Nintendo’s new console isn’t an innovative take on gaming tech, it’s a Greatest Hits collection of classic 8bit titles, lovingly curated and reproduced
It is not a ridiculous overstatement to suggest that the Nintendo Entertainment System saved the games industry. Back in early 1980s, when the company released its fledgling console in Japan (where it was known as the Famicom), the business was undergoing a crisis. A flood of competing consoles and an unregulated, uncontrolled publishing model meant that there were too many machines and too many mediocre games. Some pundits in the US even suggested that video games were just a fad and that the bubble had burst.
Then came the Nintendo Entertainment System.
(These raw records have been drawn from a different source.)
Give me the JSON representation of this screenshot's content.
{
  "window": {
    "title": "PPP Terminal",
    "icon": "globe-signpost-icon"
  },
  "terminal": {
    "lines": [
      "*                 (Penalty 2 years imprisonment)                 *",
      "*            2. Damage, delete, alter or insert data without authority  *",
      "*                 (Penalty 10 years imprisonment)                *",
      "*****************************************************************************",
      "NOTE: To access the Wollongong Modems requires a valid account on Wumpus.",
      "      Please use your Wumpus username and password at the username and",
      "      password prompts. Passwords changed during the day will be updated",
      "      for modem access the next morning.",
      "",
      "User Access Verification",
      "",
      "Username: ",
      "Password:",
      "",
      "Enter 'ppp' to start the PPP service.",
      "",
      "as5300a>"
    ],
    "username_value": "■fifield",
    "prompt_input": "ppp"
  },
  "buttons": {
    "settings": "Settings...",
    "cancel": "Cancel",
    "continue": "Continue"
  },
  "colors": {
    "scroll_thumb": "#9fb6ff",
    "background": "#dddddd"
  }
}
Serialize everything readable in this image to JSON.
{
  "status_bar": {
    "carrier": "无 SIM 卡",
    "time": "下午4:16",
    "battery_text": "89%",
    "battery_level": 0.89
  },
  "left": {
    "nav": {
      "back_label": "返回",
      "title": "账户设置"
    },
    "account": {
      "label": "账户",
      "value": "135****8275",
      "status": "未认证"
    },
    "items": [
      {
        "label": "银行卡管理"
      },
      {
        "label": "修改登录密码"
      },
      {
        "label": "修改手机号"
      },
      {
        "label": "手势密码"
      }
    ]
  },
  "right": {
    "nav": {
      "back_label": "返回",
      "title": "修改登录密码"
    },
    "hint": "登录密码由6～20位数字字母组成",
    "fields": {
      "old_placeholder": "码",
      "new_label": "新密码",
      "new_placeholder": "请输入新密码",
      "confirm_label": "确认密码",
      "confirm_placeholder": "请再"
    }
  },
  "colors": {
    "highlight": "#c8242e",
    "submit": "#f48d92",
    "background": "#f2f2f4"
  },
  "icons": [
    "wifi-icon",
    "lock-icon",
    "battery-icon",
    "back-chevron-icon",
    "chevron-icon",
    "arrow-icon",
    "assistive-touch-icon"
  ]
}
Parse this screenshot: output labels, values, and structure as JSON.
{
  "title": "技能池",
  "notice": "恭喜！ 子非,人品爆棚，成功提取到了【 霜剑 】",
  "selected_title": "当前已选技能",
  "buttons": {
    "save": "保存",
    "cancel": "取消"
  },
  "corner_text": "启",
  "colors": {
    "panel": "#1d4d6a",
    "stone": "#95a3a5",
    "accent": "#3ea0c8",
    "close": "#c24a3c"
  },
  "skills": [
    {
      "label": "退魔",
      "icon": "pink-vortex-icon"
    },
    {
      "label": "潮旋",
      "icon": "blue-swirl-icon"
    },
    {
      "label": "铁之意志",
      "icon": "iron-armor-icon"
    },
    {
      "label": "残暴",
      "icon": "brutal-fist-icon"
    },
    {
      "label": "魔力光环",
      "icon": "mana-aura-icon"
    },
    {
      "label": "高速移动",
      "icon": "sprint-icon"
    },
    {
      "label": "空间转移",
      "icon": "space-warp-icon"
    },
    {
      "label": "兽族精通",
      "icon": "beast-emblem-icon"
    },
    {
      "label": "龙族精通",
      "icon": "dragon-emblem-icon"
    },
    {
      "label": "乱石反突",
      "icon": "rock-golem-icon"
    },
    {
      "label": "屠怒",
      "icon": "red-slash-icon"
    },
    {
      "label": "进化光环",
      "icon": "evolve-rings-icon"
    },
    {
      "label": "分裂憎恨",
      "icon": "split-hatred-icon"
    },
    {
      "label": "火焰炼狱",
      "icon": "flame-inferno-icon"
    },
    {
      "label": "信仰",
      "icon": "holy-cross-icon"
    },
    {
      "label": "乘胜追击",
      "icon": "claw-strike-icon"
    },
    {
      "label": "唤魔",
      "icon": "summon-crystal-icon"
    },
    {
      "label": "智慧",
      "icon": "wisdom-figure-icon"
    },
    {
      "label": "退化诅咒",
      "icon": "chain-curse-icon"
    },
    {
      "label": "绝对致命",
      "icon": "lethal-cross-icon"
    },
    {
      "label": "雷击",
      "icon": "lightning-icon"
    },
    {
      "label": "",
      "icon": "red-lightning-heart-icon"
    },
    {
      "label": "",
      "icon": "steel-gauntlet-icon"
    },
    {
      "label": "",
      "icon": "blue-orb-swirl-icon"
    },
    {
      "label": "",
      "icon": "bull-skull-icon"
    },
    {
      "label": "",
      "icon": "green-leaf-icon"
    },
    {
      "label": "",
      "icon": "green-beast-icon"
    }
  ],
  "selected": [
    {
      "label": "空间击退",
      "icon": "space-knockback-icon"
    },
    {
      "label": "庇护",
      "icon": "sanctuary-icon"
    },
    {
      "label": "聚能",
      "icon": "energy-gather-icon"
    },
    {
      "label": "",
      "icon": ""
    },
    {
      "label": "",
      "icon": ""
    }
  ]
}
Released in Japan in the summer of 1983, and in the US two years later, it was stocky, toy-like and not exactly over-powered. However, the product brilliantly combined the industrial design genius behind the Game & Watch handheld devices with the creativity of game designer Shigeru Miyamoto and the sheer consumer marketing genius of then-president Hiroshi Yamauchi. Instead of allowing a free-for-all for third-party software support, Yamauchi placed strict quality control measures on would-be game publishers, tying them into restrictive licensing agreements. The result was a console with excellent homegrown titles and very little shovel ware. It was a gigantic hit.